Sand
Substantiv, m:

Worttrennung:
Sand, Plural 1: San·de, Plural 2: Sän·de
Aussprache:
IPA [zant]
Bedeutungen:
[1] Lockergestein aus feinen, aber mit bloßem Auge noch gut sichtbaren Körnern
[2] kurz für Sandbank
[3] aus einer Sandbank entstandene Flussinsel
Herkunft:
mittelhochdeutsch sant, althochdeutsch sant, germanisch *sanda-, belegt seit dem 8. Jahrhundert
Synonyme:
[2] Sandbank, Plate
[3] Flussinsel
Gegenwörter:
[1] Kies, Lehm, Ton, Löss, Schluff, Staub
[2] Meeresgraben, Untiefe (große Tiefe)
[3] Werder
Beispiele:
[1] Am Strand, am Strand, da gibt's 'ne Menge Sand - (Schlager)

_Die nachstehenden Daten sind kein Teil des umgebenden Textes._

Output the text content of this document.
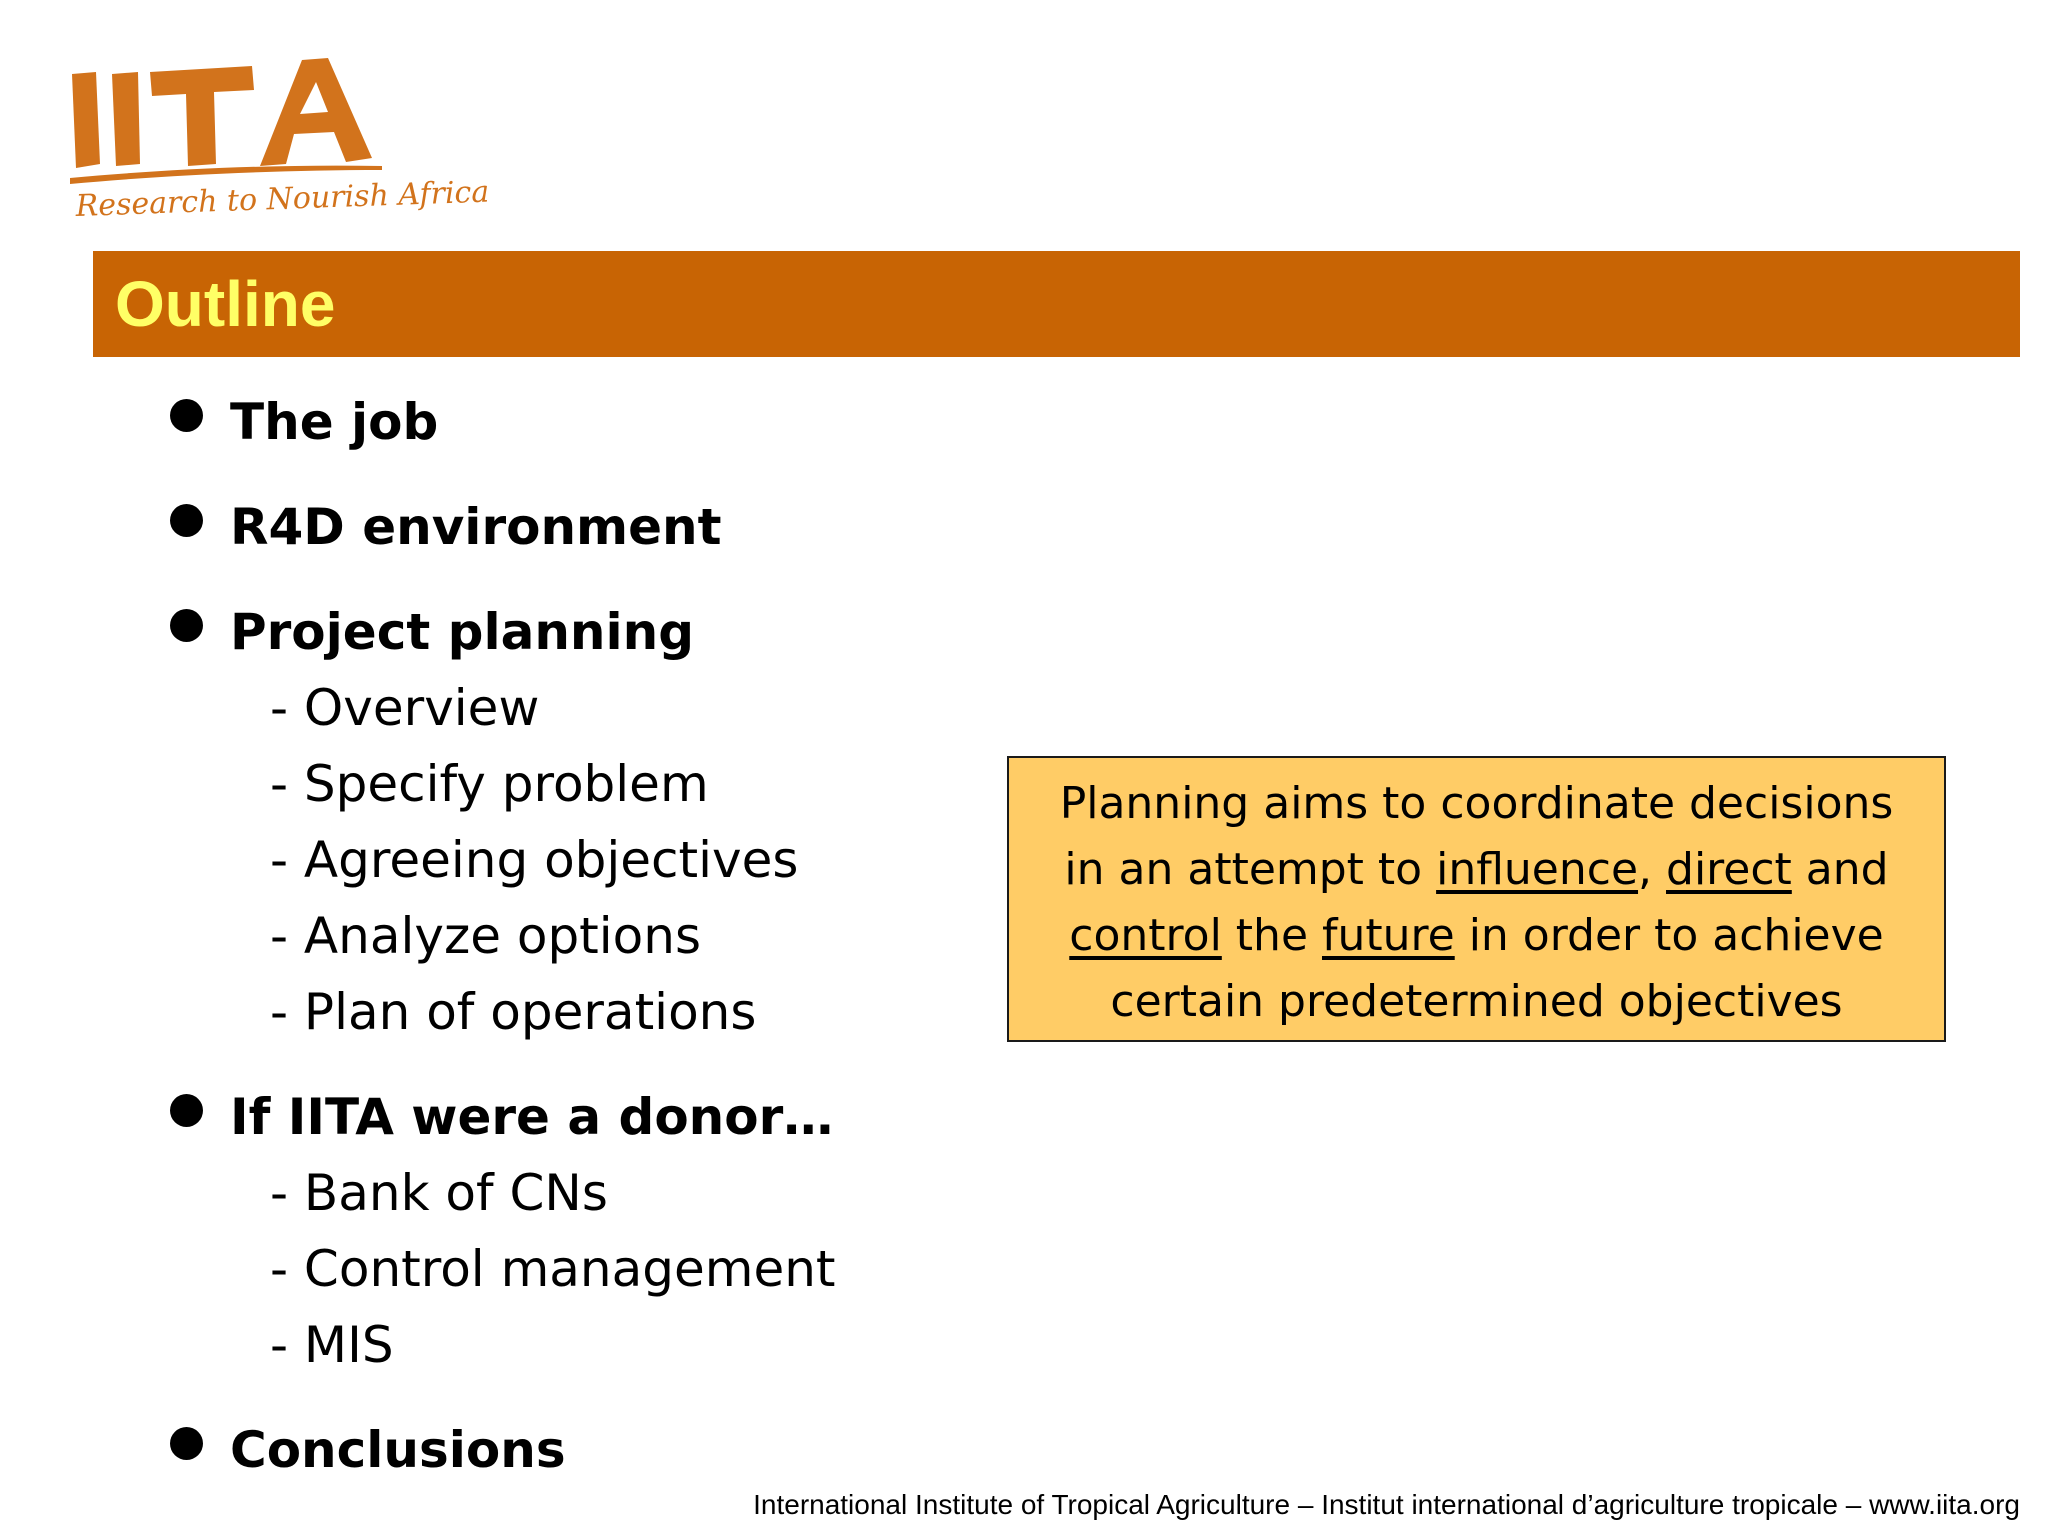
Research to Nourish Africa
Outline
The job
R4D environment
Project planning
- Overview
- Specify problem
- Agreeing objectives
- Analyze options
- Plan of operations
If IITA were a donor…
- Bank of CNs
- Control management
- MIS
Conclusions
Planning aims to coordinate decisions
in an attempt to influence, direct and
control the future in order to achieve
certain predetermined objectives
International Institute of Tropical Agriculture – Institut international d’agriculture tropicale – www.iita.org
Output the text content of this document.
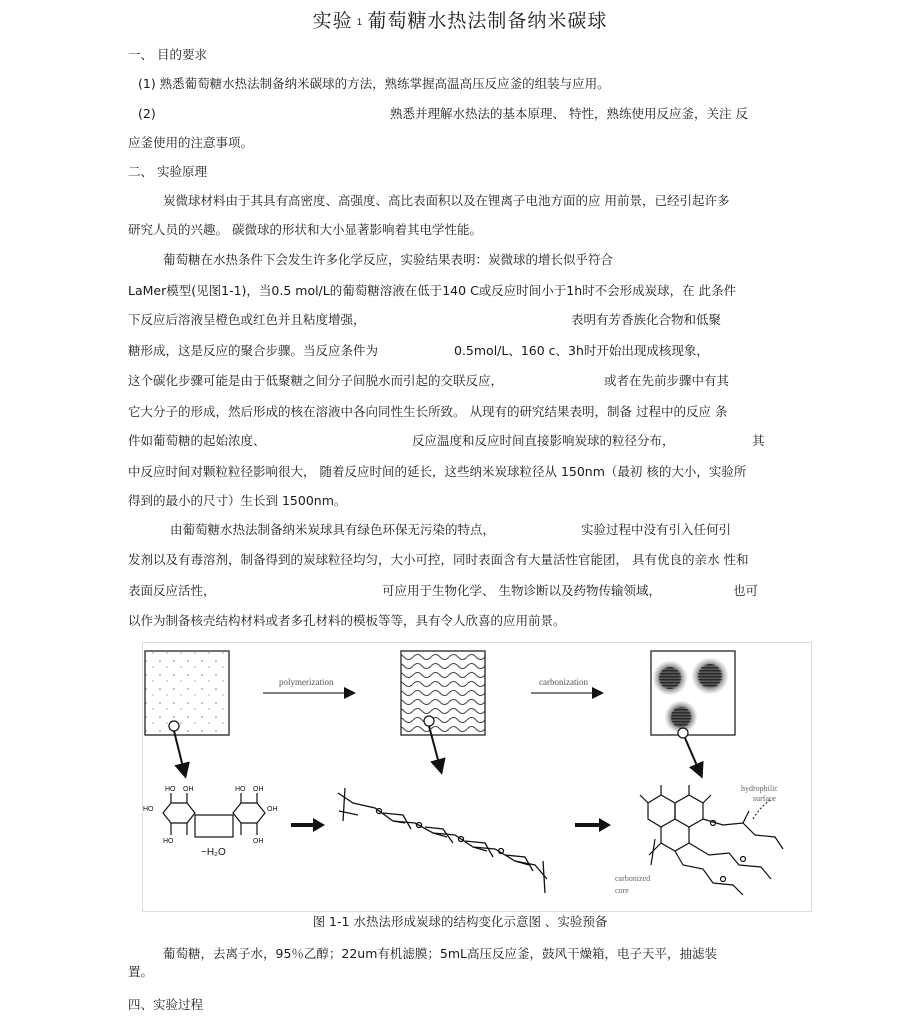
实验 $^1$ 葡萄糖水热法制备纳米碳球
一、 目的要求
(1) 熟悉葡萄糖水热法制备纳米碳球的方法，熟练掌握高温高压反应釜的组装与应用。
(2)	熟悉并理解水热法的基本原理、 特性，熟练使用反应釜，关注 反
应釜使用的注意事项。
二、 实验原理
炭微球材料由于其具有高密度、高强度、高比表面积以及在锂离子电池方面的应 用前景，已经引起许多
研究人员的兴趣。 碳微球的形状和大小显著影响着其电学性能。
葡萄糖在水热条件下会发生许多化学反应，实验结果表明：炭微球的增长似乎符合
LaMer模型(见图1-1)，当0.5 mol/L的葡萄糖溶液在低于140 C或反应时间小于1h时不会形成炭球，在 此条件
下反应后溶液呈橙色或红色并且粘度增强，	表明有芳香族化合物和低聚
糖形成，这是反应的聚合步骤。当反应条件为	0.5mol/L、160 c、3h时开始出现成核现象，
这个碳化步骤可能是由于低聚糖之间分子间脱水而引起的交联反应，	或者在先前步骤中有其
它大分子的形成，然后形成的核在溶液中各向同性生长所致。 从现有的研究结果表明，制备 过程中的反应 条
件如葡萄糖的起始浓度、	反应温度和反应时间直接影响炭球的粒径分布，	其
中反应时间对颗粒粒径影响很大， 随着反应时间的延长，这些纳米炭球粒径从 150nm（最初 核的大小，实验所
得到的最小的尺寸）生长到 1500nm。
由葡萄糖水热法制备纳米炭球具有绿色环保无污染的特点，	实验过程中没有引入任何引
发剂以及有毒溶剂，制备得到的炭球粒径均匀，大小可控，同时表面含有大量活性官能团， 具有优良的亲水 性和
表面反应活性，	可应用于生物化学、 生物诊断以及药物传输领域，	也可
以作为制备核壳结构材料或者多孔材料的模板等等，具有令人欣喜的应用前景。
polymerization	carbonization
HO
HO OH	HO OH
OH
HO	OH
−H₂O
hydrophilic
surface
carbonized
core
图 1-1 水热法形成炭球的结构变化示意图 、实验预备
葡萄糖，去离子水，95％乙醇；22um有机滤膜；5mL高压反应釜，鼓风干燥箱，电子天平，抽滤装
置。
四、实验过程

[1] „Halb im Sand versunken, rosteten ein paar Jachten vor sich hin.“
[1] „Über Nacht hatte sich eine Tauschicht, eine dünne Kruste auf dem Sand gebildet, die einen festen Untergrund bildete.“
[1] „Sand und Heide erwärmen sich bei Sonneneinstrahlung schnell und geben die Wärme in Form der für den Segelflug erforderlichen Thermik wieder ab.“
[2] Bei Ebbe fallen zuerst die Sände trocken.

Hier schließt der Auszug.